NEW HAVEN — Rev. Al Sharpton will attend a memorial this weekend for the teen killed by a state trooper as the family continues to come to grips with the 19-year-old’s death.

The Rev. Boise Kimber said Sharpton — a civil rights activist and Baptist minister — will attend the event at the First Calvary Baptist Church in New Haven at 1 p.m. Sunday.

The plans for the memorial come after Mubarak Soulemane was killed last week by a state trooper after police say he wielded a knife at a Norwalk AT&T store, carjacked a rideshare driver and then led authorities on a high-speed chase on Interstate 95 that ended in West Haven.

“Reverend Sharpton has stood up against police brutality for years all across this nation, so it is befitting for him to come and to share with this family and community,” Kimber said Wednesday.

Soulemane is one of three people fatally wounded by police in Connecticut so far in 2020.

The first occurred when Ansonia police said Sgt. Christopher Flynn, Officer Brendon Nelson and Officer Wojciech Podgorski responded to a domestic violence call that ended with 30-year-old Michael Gregory dead. Gregory was armed with a knife.

Soulemane was the second person killed by police gunfire following last Wednesday’s pursuit. His family has called for Trooper Brian North, who fired the shots that killed Soulemane, to be fired. They have also called on state police to institute more de-escalation training for troopers.

Waterbury resident Edwards Gendron, 57, was killed on Monday by shots fired by Waterbury Police Officer Ronald W. Tompkins III after an altercation, according to police.

With the memorial on the horizon and another deadly police shooting this week, Mariyann Soulemane told Hearst Connecticut Media that her family is still processing what happened to her younger brother, Mubarak.

“I was just in a state of shock,” Mariyann Soulemane, who lives in Malaysia, said of learning the news about her brother.

Mariyann Soulemane said her brother was born in the United States before the family moved to Ghana. They came back to the U.S. when Mubarak was 5 or 6, living in the Bronx, N.Y., before moving to Norwalk.

She said her brother eventually became interested in basketball, and “making a name for himself.” An interest in business soon followed — she remembers her brother starting a business selling tie-dyed socks to his friends.

“I remember him telling me he wanted to focus on his studies, because he wanted to pursue a business major,” Mariyann Soulemane said.

She said her brother’s schizophrenia became apparent in 2016. One day, she said, he called her while she was at work and started saying all these “manic things.”
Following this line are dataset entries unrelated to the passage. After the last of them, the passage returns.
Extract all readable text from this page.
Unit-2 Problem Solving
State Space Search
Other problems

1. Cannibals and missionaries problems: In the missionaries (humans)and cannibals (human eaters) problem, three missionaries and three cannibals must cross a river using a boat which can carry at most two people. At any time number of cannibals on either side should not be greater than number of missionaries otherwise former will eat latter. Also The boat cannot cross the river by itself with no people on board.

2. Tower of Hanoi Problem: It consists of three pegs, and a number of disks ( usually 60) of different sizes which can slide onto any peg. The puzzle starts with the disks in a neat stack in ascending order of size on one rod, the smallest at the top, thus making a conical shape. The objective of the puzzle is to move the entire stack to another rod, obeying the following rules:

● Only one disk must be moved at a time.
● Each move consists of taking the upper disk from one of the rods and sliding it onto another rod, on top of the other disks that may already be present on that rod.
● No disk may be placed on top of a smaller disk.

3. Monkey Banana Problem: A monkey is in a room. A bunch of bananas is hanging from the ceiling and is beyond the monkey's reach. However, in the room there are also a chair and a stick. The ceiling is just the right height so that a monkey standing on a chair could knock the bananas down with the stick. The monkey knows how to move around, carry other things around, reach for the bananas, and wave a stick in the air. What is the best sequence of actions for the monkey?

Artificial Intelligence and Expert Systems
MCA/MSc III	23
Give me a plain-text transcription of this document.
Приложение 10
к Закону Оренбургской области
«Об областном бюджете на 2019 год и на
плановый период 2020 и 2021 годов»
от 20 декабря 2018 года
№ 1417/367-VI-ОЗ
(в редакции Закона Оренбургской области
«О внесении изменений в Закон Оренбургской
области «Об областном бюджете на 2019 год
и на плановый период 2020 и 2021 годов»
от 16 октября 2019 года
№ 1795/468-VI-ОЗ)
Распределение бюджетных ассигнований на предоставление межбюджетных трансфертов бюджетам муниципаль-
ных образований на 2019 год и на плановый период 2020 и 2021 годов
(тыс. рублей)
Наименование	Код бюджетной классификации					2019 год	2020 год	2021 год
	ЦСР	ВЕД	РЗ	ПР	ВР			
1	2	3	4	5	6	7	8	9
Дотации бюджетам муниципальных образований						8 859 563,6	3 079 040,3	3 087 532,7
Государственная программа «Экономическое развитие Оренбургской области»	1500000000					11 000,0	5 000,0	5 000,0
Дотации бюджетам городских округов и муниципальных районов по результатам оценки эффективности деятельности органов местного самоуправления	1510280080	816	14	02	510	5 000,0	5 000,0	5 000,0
At one point, he told his sister he saw a man in his room who wanted to harm him.

“He was so scared,” she said.

She said his personality completely changed when he would have a schizophrenic episode.

“I was amazed at how patient he was — I wish I had his patience, but when that sickness took over his mind, it was like a snap,” she said.

Mariyann Soulemane said she was often worried about her brother’s episodes and feared for his safety, but never thought it could end in his death.

“I never predicted that it would go as far as this,” she said. “I did have fears that he would be in a dangerous situation,” but never “that someone would pierce his skin with seven gunshots.”

Friends of the Soulemane family have started a GoFundMe campaign to raise money for the teen’s funeral and memorial expenses.

“Mubi was a friend to us all...he always brought fun and joy to the table,” wrote Ziair Williams, the organizer of the page.